Other honourable mentions go to sideways-scrolling beat-em-ups Revenge of Shinobi and Streets of Rage II, classic 2D fighting game Mortal Kombat, mini-racer Micro Machines and the weirdo sandbox title Toejam and Earl.
Sega Add-ons: Mega-CD & 32X
One of Sega’s biggest problems and I think a major contributor to its eventual downfall is that they were always high on their on supply, they believed in their grand vision just a little too much. This attitude led them to fragment the market by releasing the Sega-CD and later the 32X, add-ons that few people understood and which never really received enough attention from developers to build up a good library of titles.

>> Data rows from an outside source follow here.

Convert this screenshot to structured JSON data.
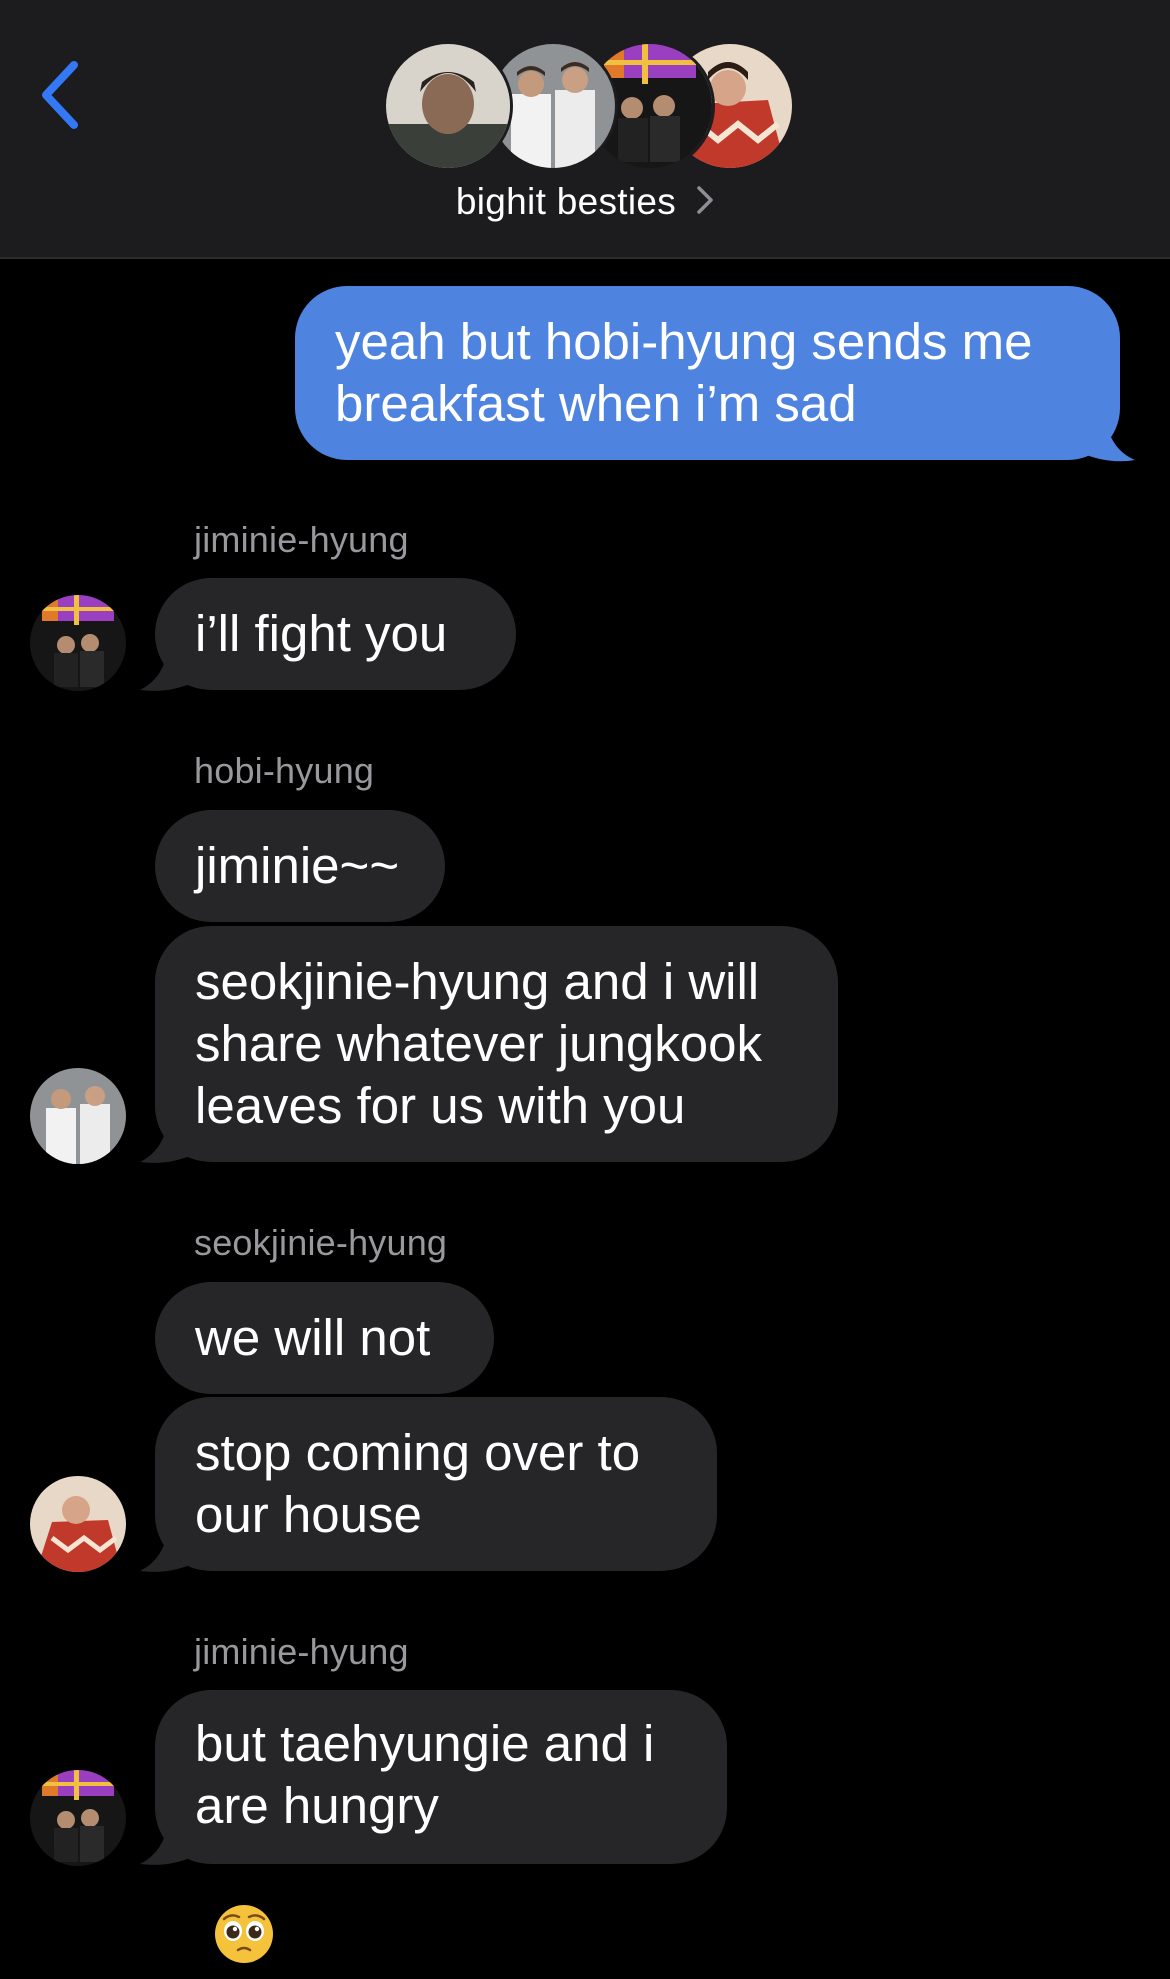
{
  "header": {
    "title": "bighit besties",
    "back_icon": "chevron-left-icon",
    "chevron_icon": "chevron-right-icon",
    "accent_color": "#3478f6"
  },
  "messages": [
    {
      "direction": "outgoing",
      "text": "yeah but hobi-hyung sends me\nbreakfast when i’m sad"
    },
    {
      "direction": "incoming",
      "sender": "jiminie-hyung",
      "text": "i’ll fight you"
    },
    {
      "direction": "incoming",
      "sender": "hobi-hyung",
      "text": "jiminie~~"
    },
    {
      "direction": "incoming",
      "text": "seokjinie-hyung and i will\nshare whatever jungkook\nleaves for us with you"
    },
    {
      "direction": "incoming",
      "sender": "seokjinie-hyung",
      "text": "we will not"
    },
    {
      "direction": "incoming",
      "text": "stop coming over to\nour house"
    },
    {
      "direction": "incoming",
      "sender": "jiminie-hyung",
      "text": "but taehyungie and i\nare hungry"
    }
  ],
  "colors": {
    "outgoing_bubble": "#4f83e0",
    "incoming_bubble": "#262628",
    "header_bg": "#1c1c1e",
    "sender_name": "#98989d"
  },
  "emoji": "pleading-face-emoji"
}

The Mega-CD was unit that fit either underneath the original Megadrive or alongside the Megadrive II holding the main console in a sort of cradle, it provided a CD-ROM drive which would naturally allow much higher volumes of data to be stored alongside real CD-quality sounds, Full Motion Video (which was mainly grainy and pointless) and some additional graphics horsepower. The problem was that most games of the era didn’t really need that and consequently most titles released seemed to be much more like technology showcases than decent playable games (Night Trap I’m looking at you). This time I’m not going to pick a ‘best game’ out of the pile I’ve got because I honestly don’t believe that any of them rate higher than the standard Megadrive titles.

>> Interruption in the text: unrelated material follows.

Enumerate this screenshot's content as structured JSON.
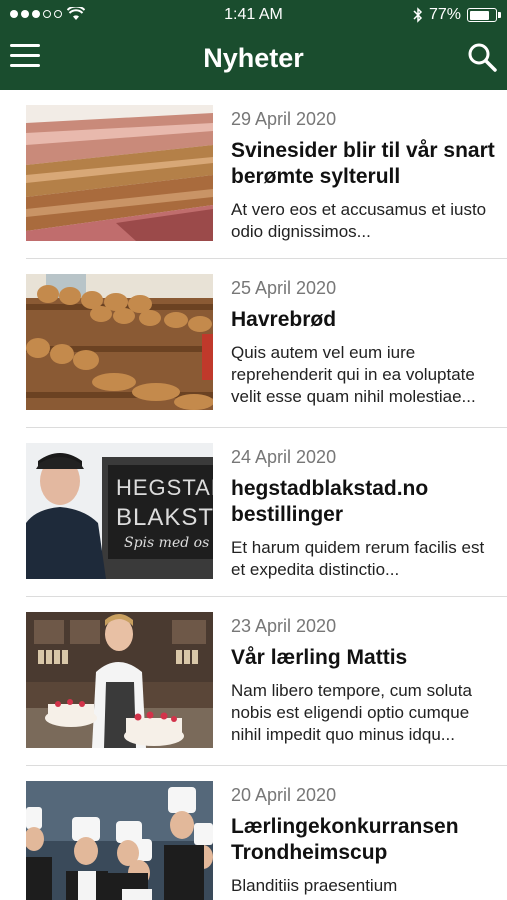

The 32X was a strange beast indeed, meant to up the power of the Megadrive to a 32-bit level it was a mushroom-like lump that was attached directly to the cartridge bay of the main console and in turn took specially designed cartridges itself, there were never really many games available for the 32X and I imagine the whole project lost a lot of money for Sega. Still, some titles really showed off a level of power beyond that of any other equivalent on the standard 4th gen. consoles, found Virtua Racing Deluxe and Doom to be two of the best available.